In a lot of ways then, Magneto is an even more seductive protagonist. He was there when his mother dies, and that's always a soft touch (i.e. Bruce Wayne), so there's something extra in his anger. Tears flow, for instance, when Xavier elicits one of Erik's memories -- lighting a menorah -- of his mother. However, there's a bit too much distraction in First Class and Erik gets a little lost, at times, in the crowd. There's no time to really develop a romance for him in the same way that Wolverine pined for Jean. There is something between Erik and Mystique (Jennifer Lawrence), Charles Xavier's oldest childhood friend. Charles never tries to get it in, partly because her blue scaly form doesn't do it for him. His tastes still run pretty human. Erik, on the other hand, tells her, as she lies nude under his bedsheets, that he only wants her in default-blue. Mystique does mix-it-up with Hank McCoy and that's just one romantic entanglement too many. Erik is a seducer, but we don't get to see him seduce enough.

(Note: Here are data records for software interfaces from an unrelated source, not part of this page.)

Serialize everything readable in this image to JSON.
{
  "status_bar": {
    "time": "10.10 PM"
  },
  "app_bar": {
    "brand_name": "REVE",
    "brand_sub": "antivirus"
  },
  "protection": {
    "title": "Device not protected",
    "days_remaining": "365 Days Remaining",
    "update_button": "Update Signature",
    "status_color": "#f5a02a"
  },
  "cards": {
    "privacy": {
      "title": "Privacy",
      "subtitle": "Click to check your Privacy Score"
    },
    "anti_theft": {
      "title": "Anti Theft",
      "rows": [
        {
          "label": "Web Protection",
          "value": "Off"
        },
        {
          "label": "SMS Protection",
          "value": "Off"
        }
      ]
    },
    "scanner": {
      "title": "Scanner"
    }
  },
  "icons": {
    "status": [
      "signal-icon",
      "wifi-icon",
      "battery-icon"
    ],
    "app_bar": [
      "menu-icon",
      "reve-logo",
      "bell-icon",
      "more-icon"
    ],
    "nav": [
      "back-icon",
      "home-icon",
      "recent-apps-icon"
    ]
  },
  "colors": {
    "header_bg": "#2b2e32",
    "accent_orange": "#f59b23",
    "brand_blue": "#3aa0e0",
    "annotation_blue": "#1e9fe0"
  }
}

First Class suffers from a bit of team-itis. There's a bit too many characters. There are good snapshots of some of the periphery mutants. In one scene, the teenaged X-Men recruits sit around, drink and show-off their powers. Hank McCoy hangs upside-down from a chandelier and Alex Summers cuts a brass statue in half. There are also less-satisfying and campy montages with these characters training for combat (Banshee dropped from a second-floor window in a failed attempt to fly, Beast in a foot-race with Xavier, etc.). When Banshee does fly and Beast does mix it up, I did get that giddiness that only a comic fan can get. Still, though, this should have been more Magneto's show. I mean, dude kills Nazis and fucks blue chicks. My steez.
Agreed. This was originally going to be a Magneto Origins movie but Marvel wanted to do another X-Men film. Too bad, since there was a lot of filler in this movie. I would have much preferred a straight-up revenge plot and not all that Cuban Missile Crisis shit.